Posted byat 02:59 PMWeeks ago, we—meaning I—scheduled interviews with the state’s Supreme Court candidates in preparation for our annual endorsement issue. Then, one day before the interview, the justices announced they were upholding the gay marriage ban. Coincidence? Entirely. Fortuitous? Very.
Imagine a justice who voted to uphold DOMA trapped in a room with Dan Savage (wielding a framed picture of his son, DJ) and the rest of the Stranger Election Control Board, for an entire hour Well, you don’t have to just imagine the showdown!

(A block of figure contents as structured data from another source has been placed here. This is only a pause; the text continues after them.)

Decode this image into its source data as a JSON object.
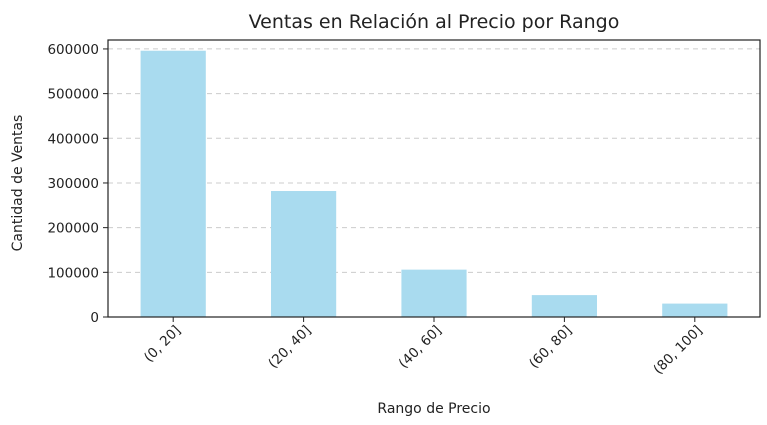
{
  "chart_data": {
    "type": "bar",
    "title": "Ventas en Relación al Precio por Rango",
    "xlabel": "Rango de Precio",
    "ylabel": "Cantidad de Ventas",
    "categories": [
      "(0, 20]",
      "(20, 40]",
      "(40, 60]",
      "(60, 80]",
      "(80, 100]"
    ],
    "values": [
      596000,
      282000,
      106000,
      49000,
      30000
    ],
    "ylim": [
      0,
      620000
    ],
    "yticks": [
      0,
      100000,
      200000,
      300000,
      400000,
      500000,
      600000
    ],
    "ytick_labels": [
      "0",
      "100000",
      "200000",
      "300000",
      "400000",
      "500000",
      "600000"
    ],
    "grid": "y-dashed",
    "bar_color": "#a9dbef",
    "legend": "none"
  }
}
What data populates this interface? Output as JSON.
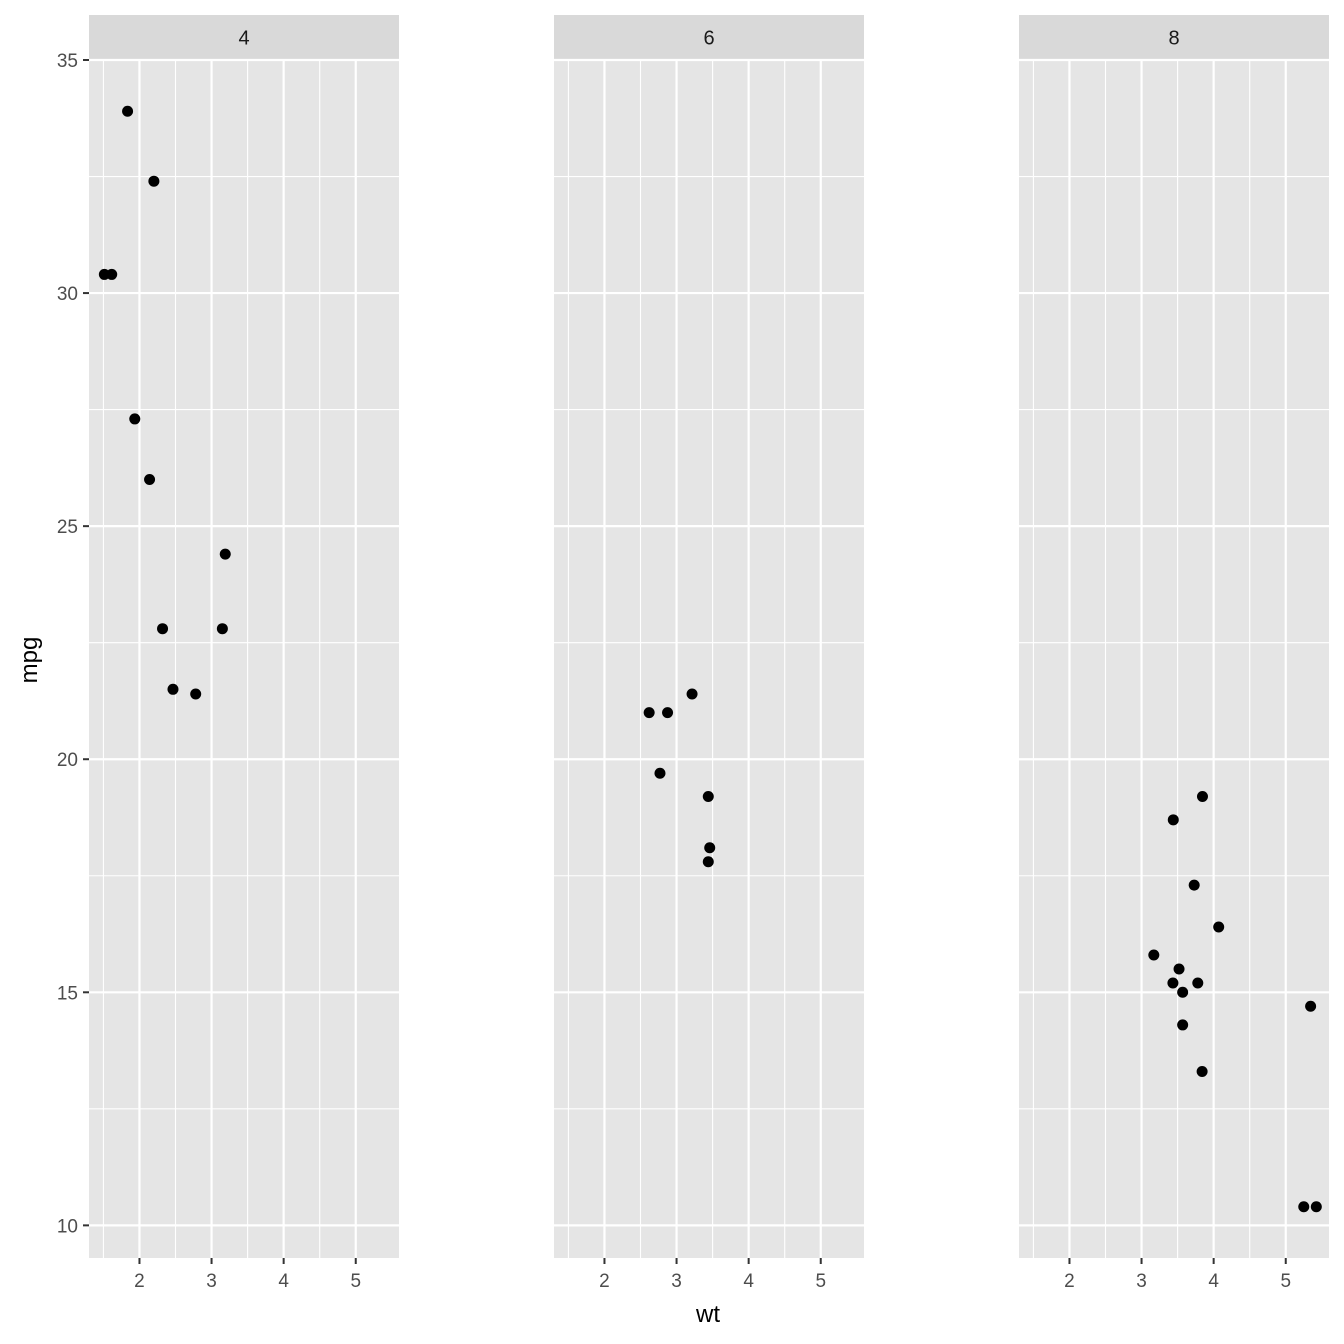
{
  "chart_data": {
    "type": "scatter",
    "facet_by": "cyl",
    "xlabel": "wt",
    "ylabel": "mpg",
    "xlim": [
      1.3,
      5.6
    ],
    "ylim": [
      9.3,
      35.0
    ],
    "x_ticks": [
      2,
      3,
      4,
      5
    ],
    "y_ticks": [
      10,
      15,
      20,
      25,
      30,
      35
    ],
    "grid": true,
    "colors": {
      "panel_bg": "#e5e5e5",
      "strip_bg": "#d9d9d9",
      "grid": "#ffffff",
      "point": "#000000"
    },
    "panels": [
      {
        "label": "4",
        "points": [
          {
            "x": 2.32,
            "y": 22.8
          },
          {
            "x": 3.19,
            "y": 24.4
          },
          {
            "x": 3.15,
            "y": 22.8
          },
          {
            "x": 2.2,
            "y": 32.4
          },
          {
            "x": 1.615,
            "y": 30.4
          },
          {
            "x": 1.835,
            "y": 33.9
          },
          {
            "x": 2.465,
            "y": 21.5
          },
          {
            "x": 1.935,
            "y": 27.3
          },
          {
            "x": 2.14,
            "y": 26.0
          },
          {
            "x": 1.513,
            "y": 30.4
          },
          {
            "x": 2.78,
            "y": 21.4
          }
        ]
      },
      {
        "label": "6",
        "points": [
          {
            "x": 2.62,
            "y": 21.0
          },
          {
            "x": 2.875,
            "y": 21.0
          },
          {
            "x": 3.215,
            "y": 21.4
          },
          {
            "x": 3.46,
            "y": 18.1
          },
          {
            "x": 3.44,
            "y": 19.2
          },
          {
            "x": 3.44,
            "y": 17.8
          },
          {
            "x": 2.77,
            "y": 19.7
          }
        ]
      },
      {
        "label": "8",
        "points": [
          {
            "x": 3.44,
            "y": 18.7
          },
          {
            "x": 3.57,
            "y": 14.3
          },
          {
            "x": 4.07,
            "y": 16.4
          },
          {
            "x": 3.73,
            "y": 17.3
          },
          {
            "x": 3.78,
            "y": 15.2
          },
          {
            "x": 5.25,
            "y": 10.4
          },
          {
            "x": 5.424,
            "y": 10.4
          },
          {
            "x": 5.345,
            "y": 14.7
          },
          {
            "x": 3.52,
            "y": 15.5
          },
          {
            "x": 3.435,
            "y": 15.2
          },
          {
            "x": 3.84,
            "y": 13.3
          },
          {
            "x": 3.845,
            "y": 19.2
          },
          {
            "x": 3.17,
            "y": 15.8
          },
          {
            "x": 3.57,
            "y": 15.0
          }
        ]
      }
    ]
  }
}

Here is Justice Gerry Alexander starring in “An Inquisition”:
The first half of the interview.
It’s nine minutes long, so here are some highlights: use of the phrase “child-rearing” (0:34), the sound of Dan placing a picture of his son on the table (0:50), discussion of “suspect class” (5:19), eight-second pause as Alexander ponders response to “Is homosexuality an immutable characteristic?”(5:55-6:03)
…the sound of Dan placing a picture of his son on the table… This would be in front of a justice who signed on to a decision writing same sex couples into second class citizenship because they cannot make babies when they fuck. By that logic every heterosexual couple who use contraception, or whose children were adopted, or who have no children of their own, or cannot have children of their own, shouldn’t be legally married either. But of course, we make exceptions for our fellow heterosexuals…
This has been a month in which the courts have simply walked away from their responsibility to uphold justice and protect the rights of minorities. One court after another has just thrown up its hands and announced that the basic civil rights of homosexual Americans exist only at the pleasure of the heterosexual majority. Justice is a concept that only applies to heterosexuals. What homosexuals get is forbearance.
But we are human beings too. We fall in love. We take our mates. We make our households, grow families, build lives together. Just like real people. And the silence of the courts to the injustices inflicted upon us, upon our homes, is shattered by the sound of a picture frame being placed on a table, before a man whose job it was to protect that family too.